US Dollar Dips Ahead of Election and Anticipated Fed Rate Cut

The dollar weakened on Monday as investors prepared for a potentially significant shift in the global economic landscape, marked by the upcoming U.S. presidential election and the likely announcement of further interest rate cuts, which could have substantial effects on bond yields.

The euro gained momentum, rising 0.5% to $1.0891 and approaching resistance at $1.0905. Meanwhile, the dollar slipped 0.6% against the yen, trading at 152.60, and the dollar index dipped 0.1% to settle at 103.80. U.S. Treasury yields fell by 5 basis points, reversing some of the increases seen last Friday.

Current opinion polls show Democratic candidate Kamala Harris and Republican Donald Trump nearly neck and neck, with the outcome potentially remaining unclear for several days post-election. Analysts predict that a Trump victory could lead to heightened inflation and bond yields, given his policies on immigration, tax cuts, and tariffs. In contrast, Harris is viewed as a candidate of continuity.

The dollar’s decline may be attributed to a recent poll indicating Harris’s unexpected 3-point lead in Iowa, fueled largely by her appeal among female voters. “Markets are seemingly scaling back some Trump trades, and we anticipate unusual fluctuations in USD pairs over the next couple of days due to increased volatility leading up to this tightly contested election,” noted Francesco Pesole, an FX strategist at ING.

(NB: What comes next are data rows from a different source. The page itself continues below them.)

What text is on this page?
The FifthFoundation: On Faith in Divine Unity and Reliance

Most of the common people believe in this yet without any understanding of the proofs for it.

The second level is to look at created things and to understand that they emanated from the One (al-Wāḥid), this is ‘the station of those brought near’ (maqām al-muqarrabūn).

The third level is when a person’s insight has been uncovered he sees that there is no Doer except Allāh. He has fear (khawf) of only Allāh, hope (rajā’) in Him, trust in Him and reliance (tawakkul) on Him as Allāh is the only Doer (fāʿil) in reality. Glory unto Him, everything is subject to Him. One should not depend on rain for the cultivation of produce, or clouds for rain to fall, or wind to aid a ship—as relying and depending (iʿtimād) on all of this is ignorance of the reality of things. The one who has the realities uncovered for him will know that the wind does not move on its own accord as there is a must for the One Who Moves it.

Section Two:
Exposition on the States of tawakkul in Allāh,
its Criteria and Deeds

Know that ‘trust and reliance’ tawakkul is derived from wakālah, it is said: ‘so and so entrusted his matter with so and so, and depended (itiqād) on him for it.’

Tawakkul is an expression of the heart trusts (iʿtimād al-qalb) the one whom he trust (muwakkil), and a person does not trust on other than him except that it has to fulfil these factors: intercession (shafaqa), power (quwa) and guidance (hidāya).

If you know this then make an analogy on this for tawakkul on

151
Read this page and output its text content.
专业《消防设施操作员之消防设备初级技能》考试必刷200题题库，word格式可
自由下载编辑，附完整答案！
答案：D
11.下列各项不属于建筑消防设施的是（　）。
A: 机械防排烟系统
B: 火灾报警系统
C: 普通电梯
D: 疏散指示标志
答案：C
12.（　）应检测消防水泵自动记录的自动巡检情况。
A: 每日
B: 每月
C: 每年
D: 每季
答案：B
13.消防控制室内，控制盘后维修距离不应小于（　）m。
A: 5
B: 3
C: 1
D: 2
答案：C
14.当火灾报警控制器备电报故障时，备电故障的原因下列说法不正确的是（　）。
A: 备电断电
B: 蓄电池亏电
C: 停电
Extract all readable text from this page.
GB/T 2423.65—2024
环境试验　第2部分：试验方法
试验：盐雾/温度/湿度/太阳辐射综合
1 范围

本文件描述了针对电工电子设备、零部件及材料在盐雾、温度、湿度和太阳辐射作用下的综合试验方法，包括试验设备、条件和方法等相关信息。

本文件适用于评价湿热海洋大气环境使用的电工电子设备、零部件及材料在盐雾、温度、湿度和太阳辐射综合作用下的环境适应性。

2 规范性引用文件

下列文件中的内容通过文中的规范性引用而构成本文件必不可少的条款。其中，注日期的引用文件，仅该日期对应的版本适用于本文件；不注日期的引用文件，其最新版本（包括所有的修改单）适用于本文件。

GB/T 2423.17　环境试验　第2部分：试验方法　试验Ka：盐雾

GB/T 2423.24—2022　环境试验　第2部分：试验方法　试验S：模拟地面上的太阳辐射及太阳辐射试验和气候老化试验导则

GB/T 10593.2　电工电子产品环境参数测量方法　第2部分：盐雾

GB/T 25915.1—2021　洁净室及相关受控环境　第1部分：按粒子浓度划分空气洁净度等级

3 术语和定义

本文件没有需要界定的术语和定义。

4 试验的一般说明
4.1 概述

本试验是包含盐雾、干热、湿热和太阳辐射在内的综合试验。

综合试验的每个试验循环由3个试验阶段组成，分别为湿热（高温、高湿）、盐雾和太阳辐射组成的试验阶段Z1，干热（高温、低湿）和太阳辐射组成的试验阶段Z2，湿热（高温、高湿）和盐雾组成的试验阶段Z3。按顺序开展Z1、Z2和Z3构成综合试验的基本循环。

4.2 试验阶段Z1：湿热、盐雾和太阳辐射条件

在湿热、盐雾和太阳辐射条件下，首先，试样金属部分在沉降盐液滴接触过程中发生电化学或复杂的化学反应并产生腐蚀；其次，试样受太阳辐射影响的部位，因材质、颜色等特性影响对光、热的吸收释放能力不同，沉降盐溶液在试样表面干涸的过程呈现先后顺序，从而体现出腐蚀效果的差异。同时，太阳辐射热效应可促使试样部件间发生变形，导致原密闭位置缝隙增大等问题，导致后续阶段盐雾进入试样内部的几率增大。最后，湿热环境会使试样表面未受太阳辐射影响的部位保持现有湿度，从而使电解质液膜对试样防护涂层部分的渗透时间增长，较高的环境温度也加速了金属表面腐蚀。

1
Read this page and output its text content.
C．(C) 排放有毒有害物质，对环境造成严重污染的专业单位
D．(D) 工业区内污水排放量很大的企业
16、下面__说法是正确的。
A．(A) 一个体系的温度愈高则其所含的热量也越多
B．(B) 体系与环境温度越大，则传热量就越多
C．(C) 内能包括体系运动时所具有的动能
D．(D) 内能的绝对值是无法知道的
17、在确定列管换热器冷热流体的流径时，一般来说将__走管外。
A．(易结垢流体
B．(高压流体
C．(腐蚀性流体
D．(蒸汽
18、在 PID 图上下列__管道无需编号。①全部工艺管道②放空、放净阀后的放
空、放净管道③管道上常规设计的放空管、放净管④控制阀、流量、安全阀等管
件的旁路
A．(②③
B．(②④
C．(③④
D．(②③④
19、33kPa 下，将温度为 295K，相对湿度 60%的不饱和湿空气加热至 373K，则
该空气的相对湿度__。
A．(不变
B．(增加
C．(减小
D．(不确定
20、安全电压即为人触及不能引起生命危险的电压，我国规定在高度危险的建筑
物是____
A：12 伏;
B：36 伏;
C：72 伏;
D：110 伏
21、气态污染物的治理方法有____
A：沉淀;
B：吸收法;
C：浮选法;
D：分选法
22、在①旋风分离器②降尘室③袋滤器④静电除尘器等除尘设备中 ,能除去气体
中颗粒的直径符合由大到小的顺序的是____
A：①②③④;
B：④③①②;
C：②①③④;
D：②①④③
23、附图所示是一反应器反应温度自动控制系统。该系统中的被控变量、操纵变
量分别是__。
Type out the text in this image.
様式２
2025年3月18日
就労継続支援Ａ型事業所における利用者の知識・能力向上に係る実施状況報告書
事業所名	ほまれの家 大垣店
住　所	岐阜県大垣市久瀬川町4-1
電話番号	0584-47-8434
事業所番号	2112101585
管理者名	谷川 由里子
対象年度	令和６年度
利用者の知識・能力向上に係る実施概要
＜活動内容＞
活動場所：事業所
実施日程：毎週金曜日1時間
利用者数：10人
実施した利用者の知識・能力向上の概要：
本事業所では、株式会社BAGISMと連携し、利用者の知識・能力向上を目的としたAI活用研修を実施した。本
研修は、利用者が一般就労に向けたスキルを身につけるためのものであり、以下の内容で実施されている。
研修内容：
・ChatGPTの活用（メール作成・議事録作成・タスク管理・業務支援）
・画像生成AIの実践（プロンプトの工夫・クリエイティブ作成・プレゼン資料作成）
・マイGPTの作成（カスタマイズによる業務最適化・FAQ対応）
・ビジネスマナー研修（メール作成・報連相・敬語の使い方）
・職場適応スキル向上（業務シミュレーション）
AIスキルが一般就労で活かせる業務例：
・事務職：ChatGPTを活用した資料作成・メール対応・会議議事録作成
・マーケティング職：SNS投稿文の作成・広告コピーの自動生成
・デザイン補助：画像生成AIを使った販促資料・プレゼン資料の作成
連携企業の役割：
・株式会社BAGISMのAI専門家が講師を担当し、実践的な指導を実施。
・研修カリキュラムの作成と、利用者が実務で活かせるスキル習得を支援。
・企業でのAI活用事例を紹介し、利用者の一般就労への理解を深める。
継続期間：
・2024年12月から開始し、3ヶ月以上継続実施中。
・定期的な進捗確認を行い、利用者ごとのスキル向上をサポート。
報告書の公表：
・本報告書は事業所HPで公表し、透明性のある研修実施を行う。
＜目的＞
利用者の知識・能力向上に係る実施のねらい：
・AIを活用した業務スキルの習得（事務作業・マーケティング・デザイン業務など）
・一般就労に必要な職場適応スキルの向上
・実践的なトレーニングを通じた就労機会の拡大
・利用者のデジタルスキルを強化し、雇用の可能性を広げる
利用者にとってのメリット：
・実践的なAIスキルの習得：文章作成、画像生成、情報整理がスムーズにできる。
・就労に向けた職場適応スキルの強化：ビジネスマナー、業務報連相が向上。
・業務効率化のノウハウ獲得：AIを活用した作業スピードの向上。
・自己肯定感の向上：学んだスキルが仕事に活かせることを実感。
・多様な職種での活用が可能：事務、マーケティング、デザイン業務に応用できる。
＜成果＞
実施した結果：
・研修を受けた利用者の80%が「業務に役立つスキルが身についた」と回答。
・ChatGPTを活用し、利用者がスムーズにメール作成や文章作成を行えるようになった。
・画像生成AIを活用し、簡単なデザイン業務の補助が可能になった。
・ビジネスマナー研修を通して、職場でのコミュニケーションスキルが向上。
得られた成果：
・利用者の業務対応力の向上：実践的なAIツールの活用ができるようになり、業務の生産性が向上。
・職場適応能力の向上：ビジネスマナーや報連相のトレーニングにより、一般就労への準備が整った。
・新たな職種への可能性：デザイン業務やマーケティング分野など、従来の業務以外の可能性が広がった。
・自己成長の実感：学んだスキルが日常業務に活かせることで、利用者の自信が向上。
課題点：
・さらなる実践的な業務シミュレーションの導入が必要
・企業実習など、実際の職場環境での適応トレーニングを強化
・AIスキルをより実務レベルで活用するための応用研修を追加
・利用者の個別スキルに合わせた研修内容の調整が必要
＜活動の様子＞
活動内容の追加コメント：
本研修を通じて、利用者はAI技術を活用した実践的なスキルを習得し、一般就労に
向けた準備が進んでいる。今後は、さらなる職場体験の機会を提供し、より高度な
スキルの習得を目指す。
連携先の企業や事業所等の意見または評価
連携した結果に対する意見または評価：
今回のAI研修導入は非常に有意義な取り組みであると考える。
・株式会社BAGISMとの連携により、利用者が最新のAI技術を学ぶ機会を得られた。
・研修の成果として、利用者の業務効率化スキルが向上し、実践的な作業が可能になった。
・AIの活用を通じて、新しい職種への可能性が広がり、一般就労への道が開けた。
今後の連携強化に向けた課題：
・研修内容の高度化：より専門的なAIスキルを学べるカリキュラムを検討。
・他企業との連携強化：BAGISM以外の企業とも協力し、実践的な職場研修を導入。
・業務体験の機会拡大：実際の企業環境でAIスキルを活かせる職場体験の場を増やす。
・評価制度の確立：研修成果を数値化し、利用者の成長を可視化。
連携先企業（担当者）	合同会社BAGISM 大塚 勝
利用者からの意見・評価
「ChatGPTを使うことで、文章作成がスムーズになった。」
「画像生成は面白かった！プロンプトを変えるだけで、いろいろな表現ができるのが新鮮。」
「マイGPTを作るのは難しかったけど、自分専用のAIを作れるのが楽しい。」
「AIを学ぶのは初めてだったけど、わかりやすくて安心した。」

Betting platforms such as PredictIT reflected the shifting sentiments, showing Harris at 53 cents to Trump’s 52 cents—compared to last week’s figures of 45 cents to 59 cents. “A Trump win is broadly expected to boost the USD, but many believe this scenario has already been priced in,” stated Chris Weston, an analyst at Pepperstone. He added that a Trump presidency with a fully controlled Congress could trigger a significant sell-off in Treasuries, pushing the dollar higher. Conversely, a Harris victory coupled with a divided Congress might reverse “Trump trades,” leading to declines in the dollar, gold, bitcoin, and U.S. equities.

Rate Cut Expectations

The uncertainty surrounding the election outcome is contributing to market assumptions that the Federal Reserve will opt for a standard 25 basis point rate cut on Thursday, rather than a more aggressive half-point reduction. Traders have fully incorporated this quarter-point cut, bringing rates down to the range of 4.50% to 4.75%, with an 83% chance of a similar cut in December.

Goldman Sachs economist Jan Hatzius indicated that while the firm anticipates four consecutive cuts in the first half of 2025, there is increased uncertainty regarding both the pace of these cuts and the final target rate. “Both our baseline and probability-weighted forecasts are now slightly more dovish than market expectations,” he noted.

On the same day, the Bank of England (BoE) is also expected to cut rates by 25 basis points, while Sweden’s Riksbank might opt for a 50 basis point reduction. The Norges Bank is projected to maintain its current rates, and the Reserve Bank of Australia is anticipated to hold rates steady in its upcoming meeting.

The BoE’s decision comes in the wake of a sharp sell-off in British gilts following the Labour government’s budget announcement, which has also negatively affected the pound. On Monday morning, the pound showed signs of recovery, trading at $1.2978, a notable distance from last week’s lows of $1.2844.

Focus on China

Additionally, more fiscal stimulus measures from China are anticipated, with the National People’s Congress convening from Monday through Friday. The implied volatility of the one-week dollar/offshore yuan surged to an all-time high, reflecting concerns over the potential implications of the U.S. election for Sino-U.S. trade relations.

Reports from last week indicated that Beijing is contemplating the approval of over 10 trillion yuan (approximately $1.40 trillion) in additional debt issuance over the coming years to support its fragile economy.